An incredible amount of research went into the writing of this novel even as Pitts mines the experiences of his own father, a corporal in the United States Army during World War II. To readers my age it's no secret that the armed forces were still segregated in the 1940's and that black troops were despicably treated. I guess I assume that everyone is knowledgeable about the famed Tuskegee Airmen. Eleanor Roosevelt flew with one of the black pilots to bring about awareness of their heroic feats. But, have you heard of the Black Panthers? http://www.761st.com/18update/2018a/ I certainly had not. Another shortcoming in my education!

Pitts brings alive the struggles of the 761st tank battalion to be respected and commissioned to battle through the complex character of Luther Hayes, whose visceral hatred of the United States, its military, and the white men who run it, stems from the unspeakable trauma of having witnessed the lynching of his parents when he was only nine years old. Through a strange quirk of fate Luther's redemption from life as an imprisoned alcoholic will come through the intervention of his sister Thelma and George's father, Atty. John Simon.

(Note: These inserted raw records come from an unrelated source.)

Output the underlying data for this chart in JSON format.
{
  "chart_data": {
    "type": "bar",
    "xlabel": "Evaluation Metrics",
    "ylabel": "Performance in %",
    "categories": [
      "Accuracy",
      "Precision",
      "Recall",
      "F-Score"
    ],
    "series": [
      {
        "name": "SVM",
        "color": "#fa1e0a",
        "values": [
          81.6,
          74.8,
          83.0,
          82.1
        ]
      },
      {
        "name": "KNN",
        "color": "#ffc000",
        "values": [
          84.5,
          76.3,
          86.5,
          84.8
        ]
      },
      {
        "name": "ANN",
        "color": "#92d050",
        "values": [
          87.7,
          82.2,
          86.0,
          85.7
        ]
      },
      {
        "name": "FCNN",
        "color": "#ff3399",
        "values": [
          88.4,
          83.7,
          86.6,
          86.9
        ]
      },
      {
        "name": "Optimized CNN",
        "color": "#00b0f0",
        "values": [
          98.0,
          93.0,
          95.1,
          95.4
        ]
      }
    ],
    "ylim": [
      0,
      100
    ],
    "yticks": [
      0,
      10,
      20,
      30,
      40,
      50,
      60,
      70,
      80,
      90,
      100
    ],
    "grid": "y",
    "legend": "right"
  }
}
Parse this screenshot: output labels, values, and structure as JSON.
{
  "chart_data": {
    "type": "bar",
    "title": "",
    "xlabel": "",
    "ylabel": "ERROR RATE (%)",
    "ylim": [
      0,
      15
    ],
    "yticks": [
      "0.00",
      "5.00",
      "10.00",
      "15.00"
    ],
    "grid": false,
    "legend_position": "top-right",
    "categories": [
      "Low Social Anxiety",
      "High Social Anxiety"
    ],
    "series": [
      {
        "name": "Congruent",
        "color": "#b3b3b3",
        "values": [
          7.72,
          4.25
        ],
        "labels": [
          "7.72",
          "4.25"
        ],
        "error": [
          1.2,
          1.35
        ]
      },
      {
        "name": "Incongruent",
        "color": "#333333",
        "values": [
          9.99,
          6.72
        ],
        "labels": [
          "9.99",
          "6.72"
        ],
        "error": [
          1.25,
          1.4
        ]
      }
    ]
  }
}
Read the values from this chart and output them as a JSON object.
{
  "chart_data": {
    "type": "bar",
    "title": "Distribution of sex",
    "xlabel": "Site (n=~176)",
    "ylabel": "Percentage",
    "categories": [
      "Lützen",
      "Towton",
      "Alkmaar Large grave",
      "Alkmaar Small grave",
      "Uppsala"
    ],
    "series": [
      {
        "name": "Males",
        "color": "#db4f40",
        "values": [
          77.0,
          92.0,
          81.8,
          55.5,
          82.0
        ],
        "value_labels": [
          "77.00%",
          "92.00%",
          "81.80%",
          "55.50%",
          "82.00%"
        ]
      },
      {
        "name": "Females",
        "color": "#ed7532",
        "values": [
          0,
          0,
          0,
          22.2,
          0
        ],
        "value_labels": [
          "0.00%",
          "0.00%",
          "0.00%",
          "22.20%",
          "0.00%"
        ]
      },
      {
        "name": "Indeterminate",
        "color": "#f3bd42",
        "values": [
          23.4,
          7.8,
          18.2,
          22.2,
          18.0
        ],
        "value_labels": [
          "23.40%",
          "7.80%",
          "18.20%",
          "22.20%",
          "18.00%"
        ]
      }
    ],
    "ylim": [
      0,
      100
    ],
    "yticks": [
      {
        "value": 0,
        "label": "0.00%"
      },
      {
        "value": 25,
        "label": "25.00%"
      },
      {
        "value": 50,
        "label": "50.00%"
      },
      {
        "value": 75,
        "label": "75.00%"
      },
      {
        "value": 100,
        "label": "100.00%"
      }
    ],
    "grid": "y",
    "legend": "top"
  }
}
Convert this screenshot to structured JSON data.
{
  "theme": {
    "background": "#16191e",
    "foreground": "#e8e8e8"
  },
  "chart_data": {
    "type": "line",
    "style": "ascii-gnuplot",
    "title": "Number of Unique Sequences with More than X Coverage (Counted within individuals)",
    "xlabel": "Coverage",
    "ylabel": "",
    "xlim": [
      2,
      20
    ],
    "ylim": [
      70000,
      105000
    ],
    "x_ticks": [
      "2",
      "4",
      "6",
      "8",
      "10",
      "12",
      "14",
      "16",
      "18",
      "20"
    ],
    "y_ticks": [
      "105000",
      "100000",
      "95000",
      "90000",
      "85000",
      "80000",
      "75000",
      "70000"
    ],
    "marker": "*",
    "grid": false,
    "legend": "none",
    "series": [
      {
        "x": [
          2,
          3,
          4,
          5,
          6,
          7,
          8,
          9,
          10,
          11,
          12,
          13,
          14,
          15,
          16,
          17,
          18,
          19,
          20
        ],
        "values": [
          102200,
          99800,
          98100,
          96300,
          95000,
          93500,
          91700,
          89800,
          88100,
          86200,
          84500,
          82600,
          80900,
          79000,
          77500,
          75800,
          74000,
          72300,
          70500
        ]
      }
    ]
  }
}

I simply could not put this book down. It is wrenchingly violent and realistically tragic, in that horrific things do happen to good people. Man's inhumanity to man is seen not just in the Japanese prisoner of war camps but right here in the shipyards of Mobile where black workers were ostracized and abused. George Simon will lose his faith in God even as Thelma Hayes will make a momentously faith-inspired decision. You will be appalled at the evil Pitts reveals even as you may sob at the acts of love and redemption. 

At a time when so many younger writers seem to lean in to gimmicky means of grabbing a reader's attention or priding themselves on deliberately obtuse prose to be waded through rather than enjoyed, Leonard Pitts, Jr. has created a straight forward, honest story steeped in the accurate history of a flawed country yearning, I have to believe, to be better.